Marguerite, an apt girl with her fingers, eagerly learned the needlework lessons of the school. She taught her mother to sew, while she herself made portieres and curtains, lightening up the old home with a rare new beauty.
Here again is Lillie, who is very slow at needlework and arithmetic, but who has put the family diet on a wholesome basis by learning to cook some of the most delicious, nourishing dishes. Her bread—the best in Fayette County—is light as a feather. Hannah comes back after leaving school to learn how to ply her needle. Until a year ago Christmas she could not sew a stitch; now her stitches are so neat as to be almost invisible. Mrs. Hawly, aroused to enthusiasm by her thirteen-year-old daughter, has come to school, learned plain and fancy sewing, and started to make her own and her daughter’s clothes. Everywhere are the marks of a teacher’s handiwork stamped indelibly on the lives of her scholars and their families. Small wonder that the old gentleman on the board was loath to part with Miss Belle!

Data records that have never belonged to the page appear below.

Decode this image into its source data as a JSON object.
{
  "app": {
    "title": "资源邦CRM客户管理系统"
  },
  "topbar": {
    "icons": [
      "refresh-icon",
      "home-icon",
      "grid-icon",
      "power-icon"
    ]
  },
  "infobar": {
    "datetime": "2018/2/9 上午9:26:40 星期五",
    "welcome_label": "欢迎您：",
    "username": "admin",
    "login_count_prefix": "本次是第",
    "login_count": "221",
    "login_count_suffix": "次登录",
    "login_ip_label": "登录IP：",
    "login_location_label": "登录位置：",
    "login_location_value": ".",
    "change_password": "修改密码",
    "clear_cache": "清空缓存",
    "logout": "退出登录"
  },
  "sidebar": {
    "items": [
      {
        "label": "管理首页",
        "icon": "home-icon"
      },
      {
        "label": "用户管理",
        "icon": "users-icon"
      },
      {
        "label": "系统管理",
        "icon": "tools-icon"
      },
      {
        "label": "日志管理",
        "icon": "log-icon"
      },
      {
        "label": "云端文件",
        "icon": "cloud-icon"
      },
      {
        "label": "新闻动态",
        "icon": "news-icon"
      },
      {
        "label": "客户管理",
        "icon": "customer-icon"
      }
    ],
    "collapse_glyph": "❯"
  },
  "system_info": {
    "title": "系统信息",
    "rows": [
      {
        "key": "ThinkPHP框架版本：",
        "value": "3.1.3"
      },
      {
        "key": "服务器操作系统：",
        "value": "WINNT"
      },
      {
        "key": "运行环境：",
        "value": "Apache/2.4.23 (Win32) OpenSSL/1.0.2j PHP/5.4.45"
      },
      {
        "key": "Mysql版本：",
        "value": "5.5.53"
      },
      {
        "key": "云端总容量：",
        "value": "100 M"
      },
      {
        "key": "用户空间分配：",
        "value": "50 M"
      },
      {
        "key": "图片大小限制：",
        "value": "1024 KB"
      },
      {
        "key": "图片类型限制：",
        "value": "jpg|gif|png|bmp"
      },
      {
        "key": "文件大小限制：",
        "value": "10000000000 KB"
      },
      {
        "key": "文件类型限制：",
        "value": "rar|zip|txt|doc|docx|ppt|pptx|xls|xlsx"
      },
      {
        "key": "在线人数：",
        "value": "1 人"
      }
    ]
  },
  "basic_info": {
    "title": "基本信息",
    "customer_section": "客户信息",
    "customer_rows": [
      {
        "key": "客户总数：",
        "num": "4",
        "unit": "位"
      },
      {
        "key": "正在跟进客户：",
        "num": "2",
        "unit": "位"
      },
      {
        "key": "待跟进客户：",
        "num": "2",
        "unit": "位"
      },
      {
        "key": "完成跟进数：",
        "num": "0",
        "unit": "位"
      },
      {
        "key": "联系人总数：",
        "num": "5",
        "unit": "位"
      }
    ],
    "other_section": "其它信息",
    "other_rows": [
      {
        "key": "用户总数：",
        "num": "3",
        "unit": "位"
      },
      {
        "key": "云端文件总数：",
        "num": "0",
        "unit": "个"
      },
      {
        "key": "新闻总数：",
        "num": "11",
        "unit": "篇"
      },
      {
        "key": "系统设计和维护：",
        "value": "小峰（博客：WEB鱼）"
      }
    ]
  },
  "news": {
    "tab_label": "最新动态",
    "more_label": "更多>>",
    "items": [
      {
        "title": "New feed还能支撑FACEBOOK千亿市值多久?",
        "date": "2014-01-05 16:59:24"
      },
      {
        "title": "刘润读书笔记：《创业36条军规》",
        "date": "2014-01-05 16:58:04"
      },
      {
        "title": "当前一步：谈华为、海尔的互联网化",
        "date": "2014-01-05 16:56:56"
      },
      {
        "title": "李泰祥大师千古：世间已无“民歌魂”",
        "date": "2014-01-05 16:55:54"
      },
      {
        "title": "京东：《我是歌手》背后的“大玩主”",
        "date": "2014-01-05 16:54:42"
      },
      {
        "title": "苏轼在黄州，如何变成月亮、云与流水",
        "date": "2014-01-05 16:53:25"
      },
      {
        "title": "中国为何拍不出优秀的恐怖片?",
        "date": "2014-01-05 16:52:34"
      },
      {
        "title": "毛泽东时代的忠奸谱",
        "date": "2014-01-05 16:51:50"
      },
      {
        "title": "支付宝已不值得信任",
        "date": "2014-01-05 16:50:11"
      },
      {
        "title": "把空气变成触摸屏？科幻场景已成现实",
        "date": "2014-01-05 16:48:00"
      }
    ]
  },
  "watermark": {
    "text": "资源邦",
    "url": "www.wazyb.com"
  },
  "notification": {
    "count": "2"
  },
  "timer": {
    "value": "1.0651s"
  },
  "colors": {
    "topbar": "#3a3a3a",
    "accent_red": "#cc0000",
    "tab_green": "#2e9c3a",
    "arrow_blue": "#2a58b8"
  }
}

VII Winning Over the Families
With supreme joy Miss Belle tells of her conquest of the fathers of her boys and girls—her family, as she calls it. “The children were very poorly cared for,” she says. “The fathers spent the money for whiskey, and the mothers lacked the means and the knowledge to clothe the children better. Sometimes they were pitiful in their poor shoes and thin clothes. Well, sir, we got up a Christmas entertainment, and, except for one or two, the children wore the same clothes they had been coming to school in all winter—shabby, patched and dirty as some of them were. They stood up there, though, one and all, to do their turns and speak their pieces, and their fathers were ashamed. They saw their children in old clothes, and the children of some of the neighbors all fixed up, and they just couldn’t stand it.
“It surely did make a difference the next year.” Miss Belle’s cheery face broadened with a satisfied smile. “The men didn’t say a word—you know our men aren’t in the habit of saying very much—but they went to town themselves the day before the entertainment and came back with new dresses for the girls and new clothes for the boys. Of course some of them were so small they would scarcely go on, while others were miles big; but every one had something new and no one felt badly.
“This Christmas,” concluded Miss Belle, “our entertainment packed the school-house, and some were turned away. Just to show you how crowded it was—there were twenty-four babies there. I was ready for them, though, with two pounds of stick candy; so whenever a baby squalled he got a stick of candy quick.”